Four Brass Lions Sept. 4, 2013
Two days ago, Labor Day, Hannah and I rode our bikes the six easy miles to Vienna on errands, and to shop the junk stores for Christmas presents. It was a warm day, and we stopped where the trail crosses Maple and went to the nice little junk store on the corner there. In front, sitting in a chair and smoking a cigarette, was a short, fat, middle aged woman of vaguely Middle Eastern origin dressed in a loud shirt and black capri pants, and she welcomed us in with much bonhomie.
Perhaps it is not fair to call it a junk store per se, for the objects varied widely in quality and taste, and most were overpriced and then impressively discounted; and we soon found that the price would appear to drop even more precipitously when we showed interest and then hesitated. I am a haggler of no skill whatsoever, but sometimes just dithering gets me discounts I had not expected. The objects offered were a chaotic hash of cheap art, decorative objects, rugs and furniture, with glassware and ceramics in precarious standing cases. All prices had been 'slashed' for Labor Day. We stopped in front of a very nice carved Chinese folding desk and opened it up, noting the asking price of $1400, and the lady instantly rushed up and bargained herself down to $700 in quick decrements. We didn't feel that prosperous right now though it is the kind of thing we have liked in the past.
While wandering I was intrigued by a grimy brass vase, of the kind of general style I remembered from living in Lahore several years in my grade-school days. On its sides was a frieze of animals, clearly handmade, in bas-relief, jamming the whole bulging middle section. There were two lions, fierce and terrible, and a number of ruminants – goats, antelope and so forth, all seeming to writhe and run on the black background. I walked around holding it and browsing, and I realized that this object, unlike anything else in the store, possessed, at least for me, the Japanese qualities they call wabi – a 'loneliness in nature', a bleakness – and also sabi – the quality of being aged and worn, rusty or covered with the patina of time. There was no attempt, in this frieze, to ingratiate the onlooker with anything indicating man's dominion, or symbolic of civilization, except for a small set of arched buildings, crowded into the trees and mountains briefly sketched near the top, which could perhaps indicate hunting lodges of Mughal emperors, or possible the huts of Buddhist hermits.
When the lady saw me holding the vase, she said, “There's another one!” and she hunted around until she found it. I wondered if it would be a nearly identical unit, and was amazed to see that it was clearly meant to be a companion piece, by the same artist and with the exact same motif – two lions and several fleeing ruminants, and the little buildings and so forth – and yet every animal was unique and different in posture and placement.
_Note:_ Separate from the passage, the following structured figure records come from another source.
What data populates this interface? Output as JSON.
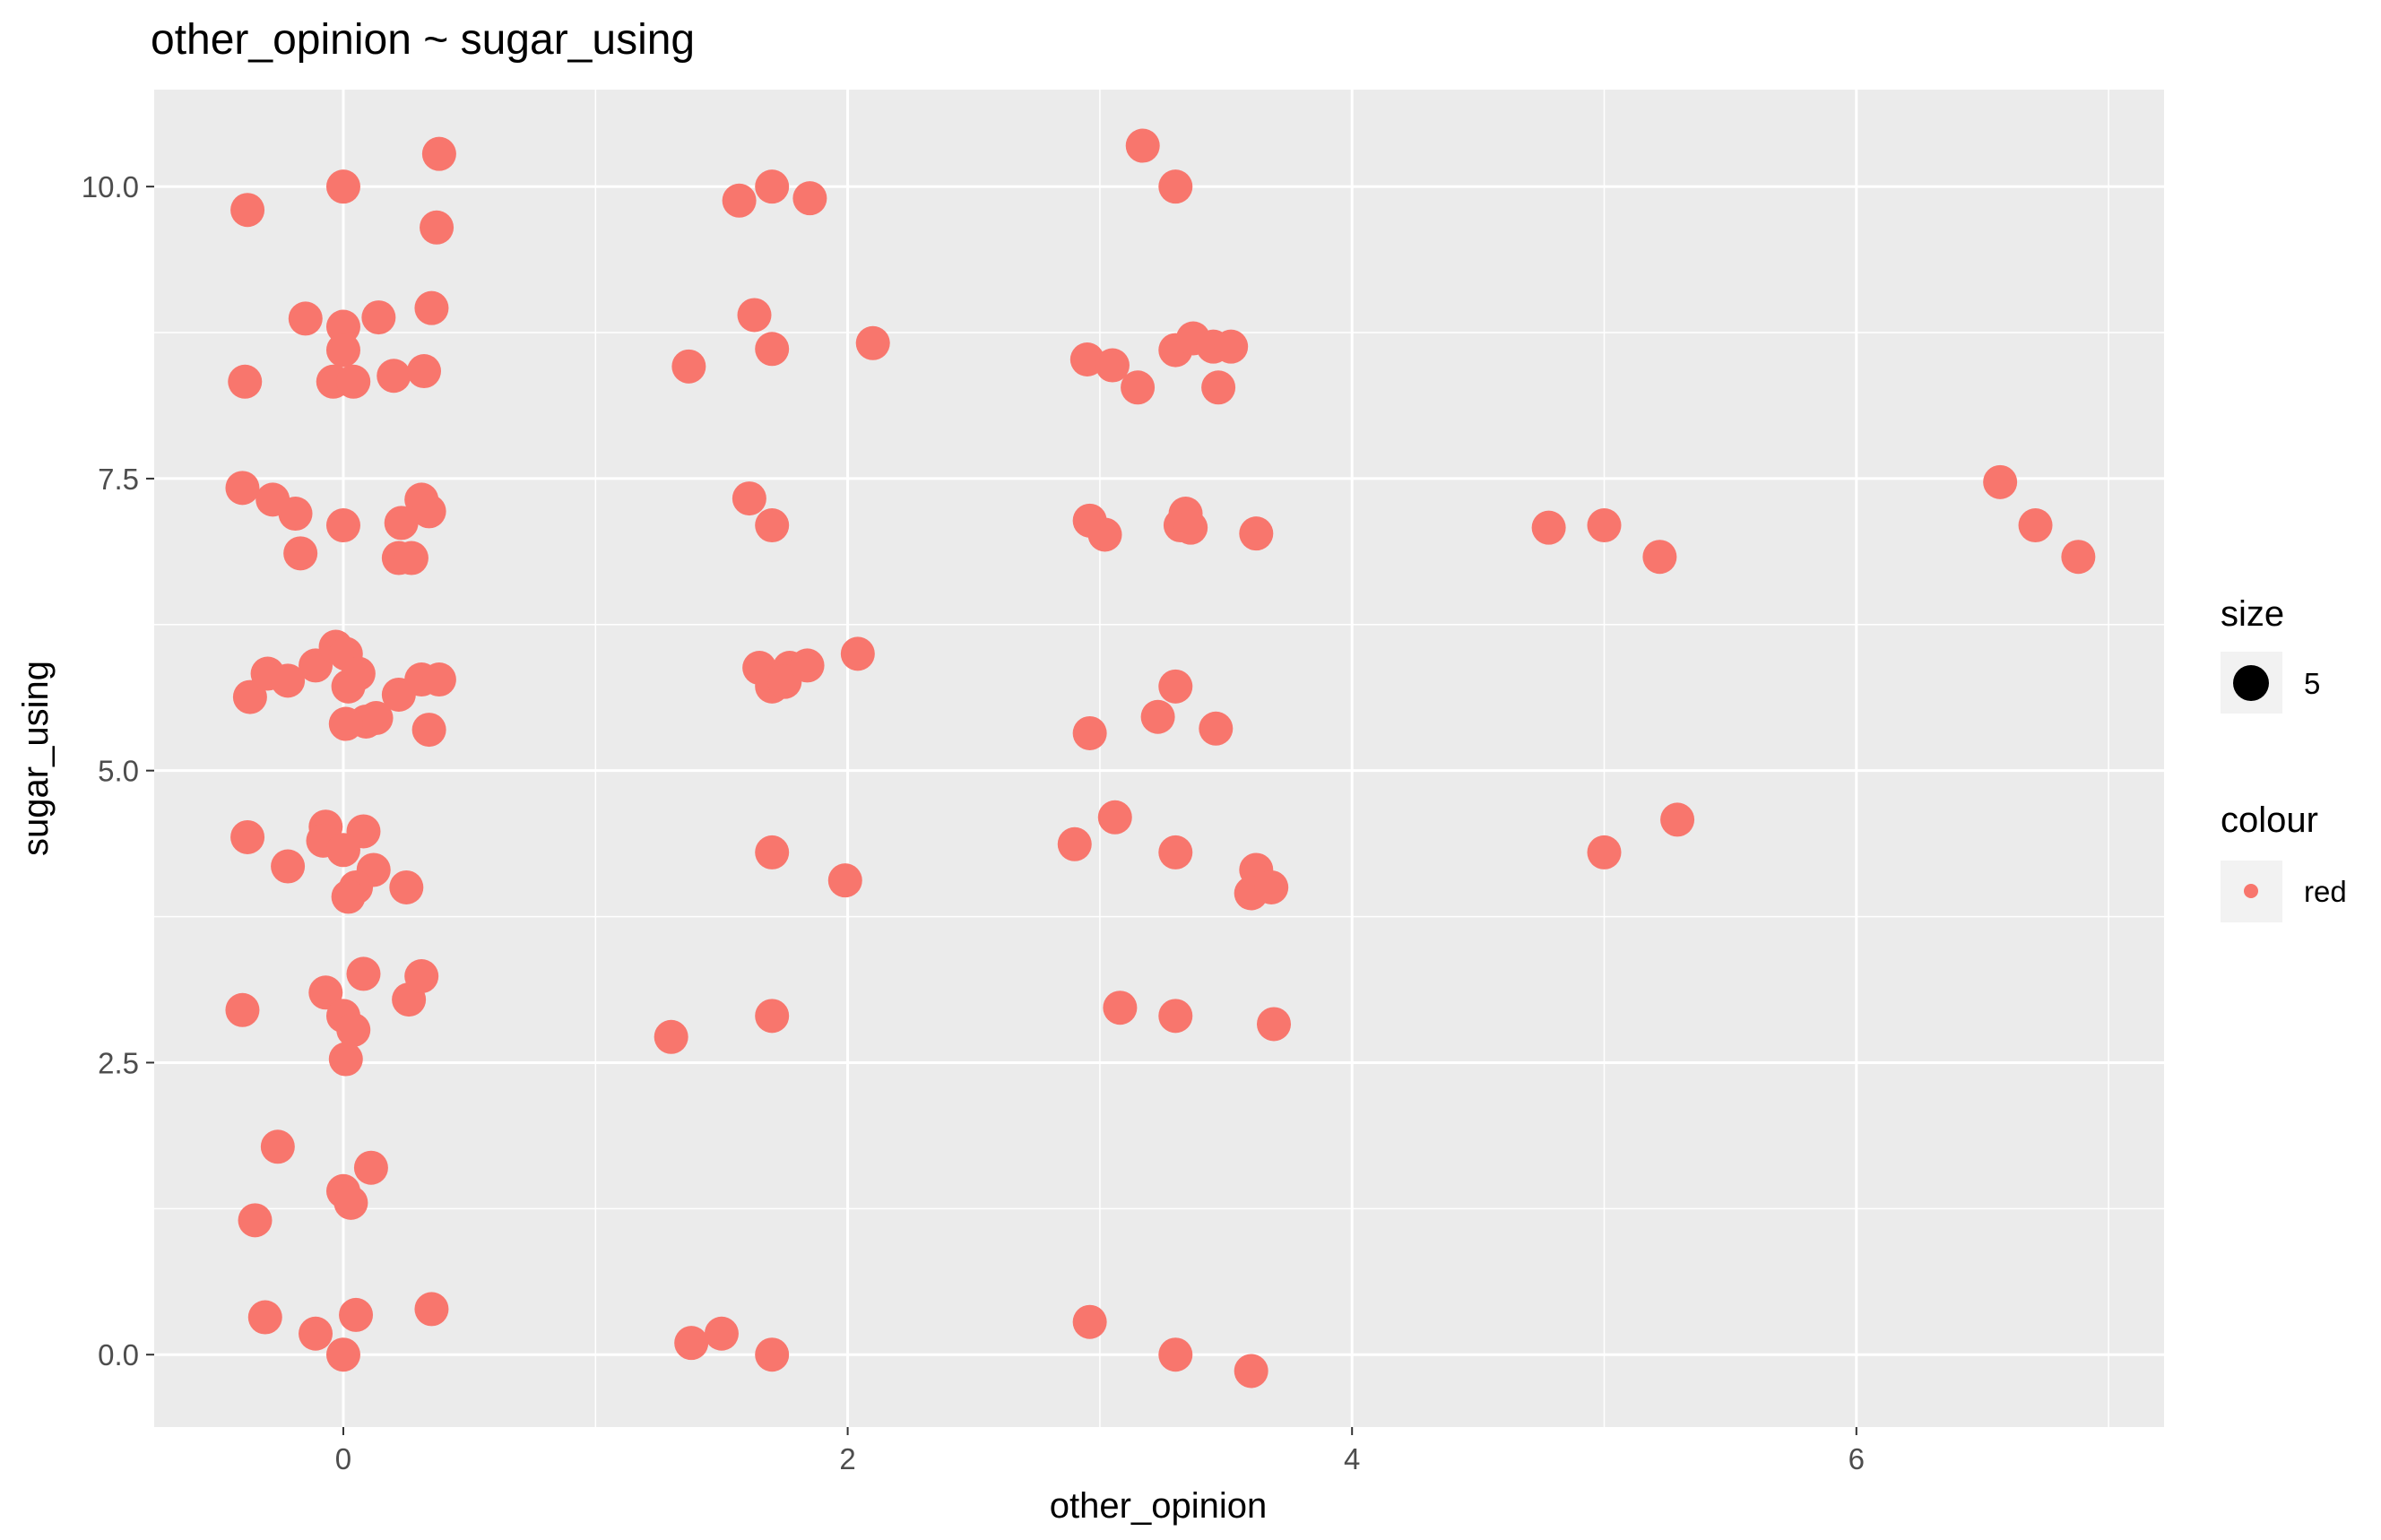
{
  "chart_data": {
    "type": "scatter",
    "title": "other_opinion ~ sugar_using",
    "xlabel": "other_opinion",
    "ylabel": "sugar_using",
    "xlim": [
      -0.75,
      7.22
    ],
    "ylim": [
      -0.62,
      10.83
    ],
    "x_ticks": [
      0,
      2,
      4,
      6
    ],
    "x_tick_labels": [
      "0",
      "2",
      "4",
      "6"
    ],
    "y_ticks": [
      0,
      2.5,
      5,
      7.5,
      10
    ],
    "y_tick_labels": [
      "0.0",
      "2.5",
      "5.0",
      "7.5",
      "10.0"
    ],
    "x_minor": [
      1,
      3,
      5,
      7
    ],
    "y_minor": [
      1.25,
      3.75,
      6.25,
      8.75
    ],
    "grid": true,
    "point_color": "#F8766D",
    "panel_color": "#EBEBEB",
    "grid_color": "#FFFFFF",
    "legend_position": "right",
    "legends": [
      {
        "title": "size",
        "label": "5",
        "key_color": "#000000",
        "key_shape": "large-dot"
      },
      {
        "title": "colour",
        "label": "red",
        "key_color": "#F8766D",
        "key_shape": "small-dot"
      }
    ],
    "series": [
      {
        "x": [
          -0.38,
          0.0,
          0.38,
          0.37,
          -0.15,
          0.0,
          0.14,
          0.35,
          0.0,
          -0.39,
          -0.04,
          0.04,
          0.2,
          0.32,
          -0.4,
          -0.28,
          -0.19,
          0.31,
          0.34,
          0.0,
          0.23,
          -0.17,
          0.22,
          0.27,
          -0.37,
          -0.3,
          -0.22,
          -0.11,
          -0.03,
          0.01,
          0.06,
          0.02,
          0.22,
          0.31,
          0.38,
          0.34,
          0.13,
          0.09,
          0.01,
          -0.38,
          -0.07,
          -0.08,
          0.08,
          0.0,
          0.12,
          0.05,
          0.02,
          -0.22,
          0.25,
          -0.4,
          -0.07,
          0.0,
          0.08,
          0.04,
          0.26,
          0.31,
          0.01,
          -0.26,
          0.11,
          0.0,
          0.03,
          -0.35,
          -0.31,
          -0.11,
          0.05,
          0.35,
          0.0
        ],
        "y": [
          9.8,
          10.0,
          10.28,
          9.65,
          8.87,
          8.8,
          8.88,
          8.96,
          8.6,
          8.33,
          8.33,
          8.33,
          8.38,
          8.42,
          7.42,
          7.32,
          7.2,
          7.32,
          7.22,
          7.1,
          7.12,
          6.86,
          6.82,
          6.82,
          5.63,
          5.83,
          5.77,
          5.9,
          6.06,
          6.0,
          5.83,
          5.72,
          5.65,
          5.78,
          5.78,
          5.35,
          5.45,
          5.42,
          5.4,
          4.43,
          4.52,
          4.4,
          4.48,
          4.32,
          4.15,
          4.0,
          3.92,
          4.18,
          4.0,
          2.95,
          3.1,
          2.9,
          3.26,
          2.78,
          3.04,
          3.24,
          2.53,
          1.78,
          1.6,
          1.4,
          1.3,
          1.15,
          0.32,
          0.18,
          0.34,
          0.39,
          0.0
        ]
      },
      {
        "x": [
          1.57,
          1.7,
          1.85,
          1.63,
          1.7,
          1.37,
          2.1,
          1.61,
          1.7,
          1.65,
          1.7,
          1.77,
          1.75,
          1.84,
          2.04,
          1.7,
          1.99,
          1.3,
          1.7,
          1.38,
          1.5,
          1.7
        ],
        "y": [
          9.88,
          10.0,
          9.9,
          8.9,
          8.61,
          8.46,
          8.66,
          7.33,
          7.1,
          5.88,
          5.72,
          5.88,
          5.76,
          5.9,
          6.0,
          4.3,
          4.06,
          2.72,
          2.9,
          0.1,
          0.18,
          0.0
        ]
      },
      {
        "x": [
          3.17,
          3.3,
          2.95,
          3.05,
          3.15,
          3.3,
          3.37,
          3.45,
          3.52,
          3.47,
          2.96,
          3.02,
          3.32,
          3.34,
          3.36,
          3.62,
          3.3,
          3.23,
          2.96,
          3.46,
          2.9,
          3.06,
          3.3,
          3.62,
          3.6,
          3.68,
          3.08,
          3.3,
          3.69,
          2.96,
          3.3,
          3.6
        ],
        "y": [
          10.35,
          10.0,
          8.52,
          8.47,
          8.28,
          8.6,
          8.7,
          8.63,
          8.63,
          8.28,
          7.14,
          7.02,
          7.1,
          7.2,
          7.08,
          7.03,
          5.72,
          5.46,
          5.32,
          5.36,
          4.37,
          4.6,
          4.3,
          4.15,
          3.95,
          4.0,
          2.97,
          2.9,
          2.83,
          0.28,
          0.0,
          -0.14
        ]
      },
      {
        "x": [
          4.78,
          5.0,
          5.22,
          5.0,
          5.29
        ],
        "y": [
          7.08,
          7.1,
          6.83,
          4.3,
          4.58
        ]
      },
      {
        "x": [
          6.57,
          6.71,
          6.88
        ],
        "y": [
          7.47,
          7.1,
          6.83
        ]
      }
    ]
  }
}
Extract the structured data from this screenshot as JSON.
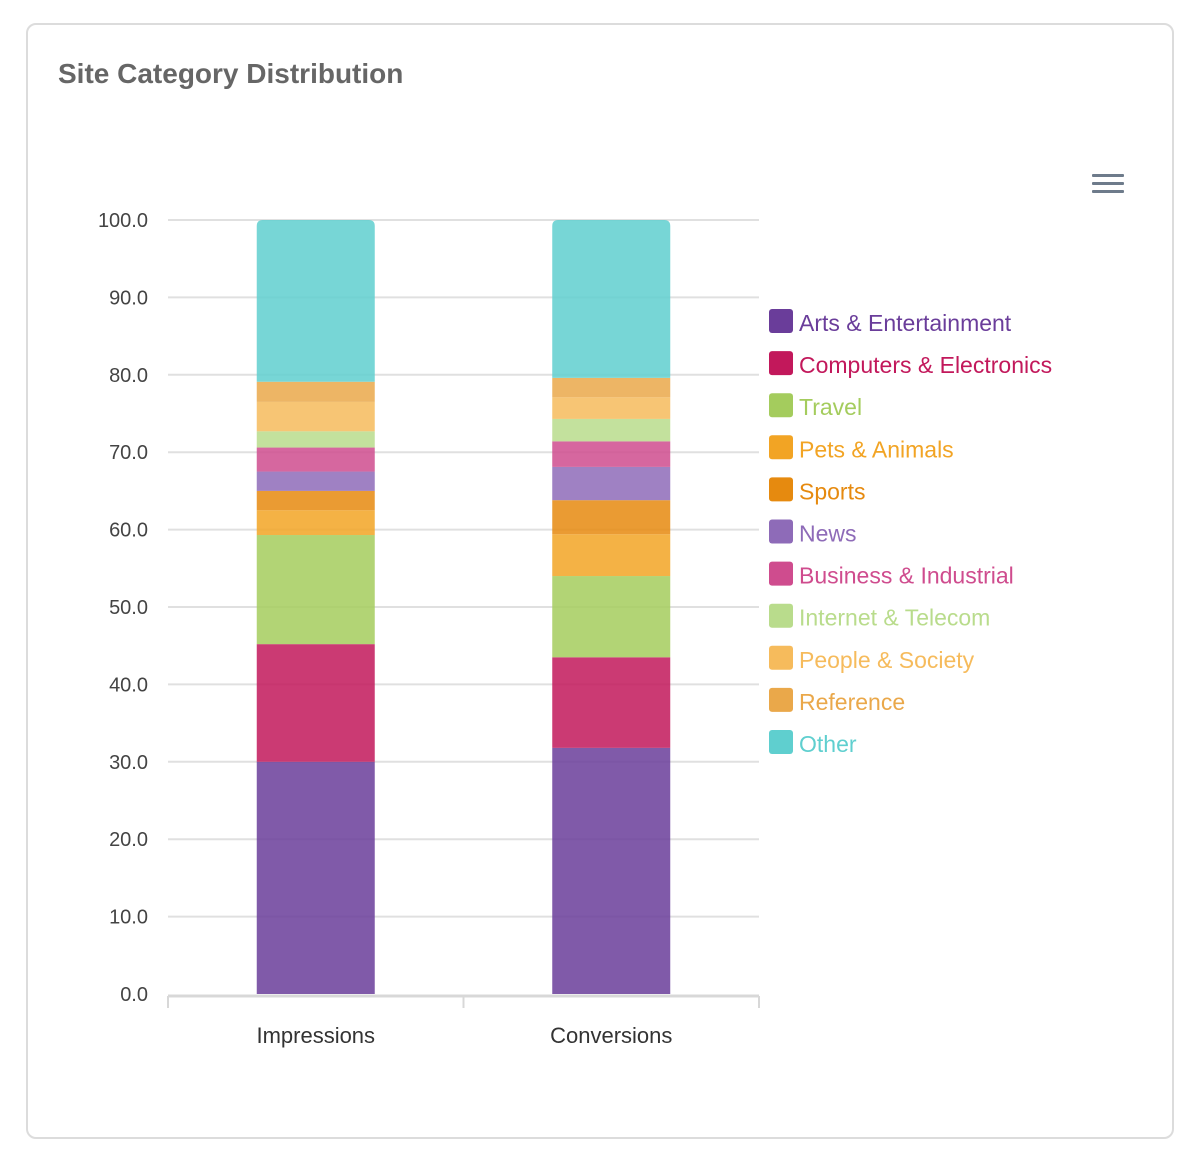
{
  "title": "Site Category Distribution",
  "menu_icon": "hamburger-menu-icon",
  "chart_data": {
    "type": "bar",
    "stacked": true,
    "categories": [
      "Impressions",
      "Conversions"
    ],
    "ylim": [
      0,
      100
    ],
    "yticks": [
      "0.0",
      "10.0",
      "20.0",
      "30.0",
      "40.0",
      "50.0",
      "60.0",
      "70.0",
      "80.0",
      "90.0",
      "100.0"
    ],
    "legend_position": "right",
    "grid": true,
    "series": [
      {
        "name": "Arts & Entertainment",
        "color": "#6a3d9a",
        "values": [
          30.0,
          31.8
        ]
      },
      {
        "name": "Computers & Electronics",
        "color": "#c2185b",
        "values": [
          15.2,
          11.7
        ]
      },
      {
        "name": "Travel",
        "color": "#a4cc5d",
        "values": [
          14.1,
          10.5
        ]
      },
      {
        "name": "Pets & Animals",
        "color": "#f2a424",
        "values": [
          3.2,
          5.4
        ]
      },
      {
        "name": "Sports",
        "color": "#e68a0f",
        "values": [
          2.5,
          4.4
        ]
      },
      {
        "name": "News",
        "color": "#8e6bb8",
        "values": [
          2.5,
          4.3
        ]
      },
      {
        "name": "Business & Industrial",
        "color": "#cf4c8e",
        "values": [
          3.1,
          3.3
        ]
      },
      {
        "name": "Internet & Telecom",
        "color": "#b9dc8c",
        "values": [
          2.1,
          2.9
        ]
      },
      {
        "name": "People & Society",
        "color": "#f6bb5c",
        "values": [
          3.8,
          2.8
        ]
      },
      {
        "name": "Reference",
        "color": "#eaa84a",
        "values": [
          2.6,
          2.5
        ]
      },
      {
        "name": "Other",
        "color": "#5fcfcf",
        "values": [
          20.9,
          20.4
        ]
      }
    ]
  }
}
The artist had repeated his work of art, but had carefully varied every part of it, so that the viewer's eye wanders endlessly among the details of wildness and wilderness, searching for the abstract, for identities and correspondences, and never finding them.
So I bought them without arguing, at the Labor Day discount price, (still not cheap, in my scale – but, Hannah said, “You never ask for anything, so you must have them) and took them home. Soon I found, using a magnet, that they were real brass, not plated, and I cleaned them with white vinegar and a stiff plastic brush, and a mild scrubby-sponge. They emerged after a couple of hours with most of the sabi-patina and considerable dirt washed off; the black areas between the animals turned out to be completely stippled with extremely fine textured details. And here are the four brass lions for you to admire:
Now perhaps I should try to find out something of their country of origin; but it hardly matters to me; they've taken their place as totemic objects around the house. Most of my other totems are just pretty stones I found in the mountains, or odd little things from my youth. I still have a poor-quality “bowie knife” that I had to have when I was about 13, and I still keep it sharp and useful, battered and beat-up though it is. It is clearly both wabi and sabi; it might as well be the the blade Tarzan found in the cottage with his parents' bones, that he kept ever afterward. (The knife, not the bones!)
At that same time we bought, as part of a package deal, a weirdly elegant 3-ball light fixture that Hannah liked, which the lady devalued several times as we hemmed and hawed. It is neither wabi nor sabi, but it may serve very well as the Sign of the Three Balls Tavern in Brackney.